В конце концов, я перепробовала все лесоповальные «специальности». Обрубать ветви было не слишком тяжело, если они были не очень толстые, и если топоры были острые. Но это бывало далеко не всегда, и я опять не успевала за бригадой, и опять меня ругали на все лады. Потом я попробовала раскряжёвыватъ — то есть, распиливать стволы на нужные отрезки. Сначала как будто всё пошло на лад, но на второй же день я сломала лучковую пилу, едва выпросила у десятника заменить её мне другой, и к концу дня сломала и ту…
Если дерево ложилось, провисая между двух бугров, — пила неизменно зажималась и очень легко ломалась. Правда, потом мне показали, как надо подставлять колья под ствол, чтобы не ломать пилы… Но пока приходила «сноровка», дела шли плохо, и постоянно кому-нибудь из настоящих работяг приходилось мне помогать — ну, а кому это понравится — судите сами! Ведь и так они вкалывали вовсю, чтобы выработать свои несчастные 30–40 кубометров… Счастье ещё, что сосна шла «корабельная» — высоченные, прямые стволы — кубометра полтора, а то и все два древесины!
Какие пышные зелёные кроны были у них!
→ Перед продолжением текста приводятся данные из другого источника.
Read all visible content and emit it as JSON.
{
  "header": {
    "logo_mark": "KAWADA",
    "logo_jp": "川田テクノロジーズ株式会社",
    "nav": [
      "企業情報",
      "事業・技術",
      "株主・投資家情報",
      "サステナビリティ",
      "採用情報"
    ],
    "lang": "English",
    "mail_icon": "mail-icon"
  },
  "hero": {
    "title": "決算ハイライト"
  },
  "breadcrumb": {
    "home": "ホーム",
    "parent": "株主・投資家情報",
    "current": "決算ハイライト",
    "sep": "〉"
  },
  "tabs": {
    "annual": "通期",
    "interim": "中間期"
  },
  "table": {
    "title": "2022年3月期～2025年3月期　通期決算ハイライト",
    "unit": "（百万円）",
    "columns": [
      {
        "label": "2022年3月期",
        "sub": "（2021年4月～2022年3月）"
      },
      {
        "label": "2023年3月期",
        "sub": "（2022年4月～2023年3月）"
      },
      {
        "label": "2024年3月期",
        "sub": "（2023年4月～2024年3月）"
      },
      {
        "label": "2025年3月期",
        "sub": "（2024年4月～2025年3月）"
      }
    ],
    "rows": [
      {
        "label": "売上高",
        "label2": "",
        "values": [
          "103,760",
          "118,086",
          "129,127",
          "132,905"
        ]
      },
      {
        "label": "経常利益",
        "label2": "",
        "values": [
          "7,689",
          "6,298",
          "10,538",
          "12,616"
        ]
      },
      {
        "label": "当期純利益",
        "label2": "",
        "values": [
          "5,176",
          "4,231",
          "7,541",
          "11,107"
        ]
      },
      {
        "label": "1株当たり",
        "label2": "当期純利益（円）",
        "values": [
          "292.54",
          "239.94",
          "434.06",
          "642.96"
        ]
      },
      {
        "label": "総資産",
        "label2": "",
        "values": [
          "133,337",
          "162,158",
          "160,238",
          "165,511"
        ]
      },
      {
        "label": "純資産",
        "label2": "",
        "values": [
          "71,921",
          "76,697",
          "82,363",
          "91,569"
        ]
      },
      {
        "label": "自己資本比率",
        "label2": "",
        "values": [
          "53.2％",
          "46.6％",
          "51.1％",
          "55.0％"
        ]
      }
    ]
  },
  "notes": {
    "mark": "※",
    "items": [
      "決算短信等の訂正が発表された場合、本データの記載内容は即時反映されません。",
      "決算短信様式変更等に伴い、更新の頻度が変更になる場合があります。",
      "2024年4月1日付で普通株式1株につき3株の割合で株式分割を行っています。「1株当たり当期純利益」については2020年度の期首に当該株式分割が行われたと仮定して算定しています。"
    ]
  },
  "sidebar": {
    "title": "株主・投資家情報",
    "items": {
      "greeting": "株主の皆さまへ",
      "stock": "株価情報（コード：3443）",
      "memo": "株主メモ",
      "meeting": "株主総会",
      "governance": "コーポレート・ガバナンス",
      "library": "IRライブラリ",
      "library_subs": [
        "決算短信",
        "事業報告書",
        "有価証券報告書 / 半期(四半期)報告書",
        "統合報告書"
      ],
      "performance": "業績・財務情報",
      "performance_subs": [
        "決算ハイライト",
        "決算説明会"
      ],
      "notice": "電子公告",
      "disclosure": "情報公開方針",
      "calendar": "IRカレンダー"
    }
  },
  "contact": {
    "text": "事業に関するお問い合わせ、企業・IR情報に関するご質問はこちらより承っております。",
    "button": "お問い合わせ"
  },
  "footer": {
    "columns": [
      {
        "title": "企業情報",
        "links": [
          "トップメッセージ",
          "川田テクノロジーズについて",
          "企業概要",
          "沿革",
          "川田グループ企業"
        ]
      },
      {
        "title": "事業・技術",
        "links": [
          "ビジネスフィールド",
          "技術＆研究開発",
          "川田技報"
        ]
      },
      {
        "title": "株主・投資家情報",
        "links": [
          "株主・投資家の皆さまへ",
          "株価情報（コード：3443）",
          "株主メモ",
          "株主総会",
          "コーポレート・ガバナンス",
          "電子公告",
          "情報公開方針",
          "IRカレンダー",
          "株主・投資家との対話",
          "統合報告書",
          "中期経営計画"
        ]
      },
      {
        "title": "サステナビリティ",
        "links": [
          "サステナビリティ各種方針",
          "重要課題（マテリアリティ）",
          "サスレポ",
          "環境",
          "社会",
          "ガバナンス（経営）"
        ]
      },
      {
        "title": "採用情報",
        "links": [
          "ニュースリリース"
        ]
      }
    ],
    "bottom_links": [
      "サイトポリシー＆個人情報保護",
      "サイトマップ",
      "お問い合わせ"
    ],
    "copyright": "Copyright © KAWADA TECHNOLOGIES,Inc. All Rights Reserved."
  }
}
Сердце сжималось, когда раскачиваемое упёртыми в ствол баграми, дерево начинало трещать всё громче и громче, как бы моля о пощаде, и наконец, с последним скрежетом и глухим уханьем — медленно валилось в снег, вздымая белый вихрь…
…Маленькая, я всегда была уверена, что дереву тоже больно, плакала над ёлкой, принесённой в квартиру… Теперь мне тоже казалось, что им больно… А может быть, это так и на самом деле?.. Кто может знать…
Когда я присмотрелась к лесоповальным операциям, я увидела, что больше всех отдыхают сами «повальщики» — те, которые спиливают деревья, кого особо почитали как «ведущих» в лесоповальном деле.
Они, вдвоём, неспеша подрубят дерева два-три, потом начинают их подпиливать плоской пилой за две ручки. Подпилив достаточно, зовут других, чтобы баграми расшатать и повалить дерево. Пока поваленные деревья разделывают — обрубают сучья, раскряжёвывают — повальщики переходят на другой конец делянки и там снова подрубают и подпиливают дерева два-три. И ещё пройдутся к костру, посидят и покурят, пока раздельщики все ещё возятся с первыми деревьями. И так весь день — с прохладцей, не спеша…
Я едва вымолила себе разрешение попробовать валить — на моё счастье захворала одна из напарниц-повальщиц.
И я не ошиблась. Действительно, это самая уважаемая, «престижная» работа лесоповальщика — оказалась наименее трудоёмкой, наиболее подходящей для слабых моих сил. Правда, в начале, когда подпиливаемое дерево начинало постанывать и покряхтывать — у меня душа уходила в пятки, и я умоляла напарницу: — Довольно, довольно!.. Но более опытная моя напарница понимала, что ещё мало, и так дерева не свалить.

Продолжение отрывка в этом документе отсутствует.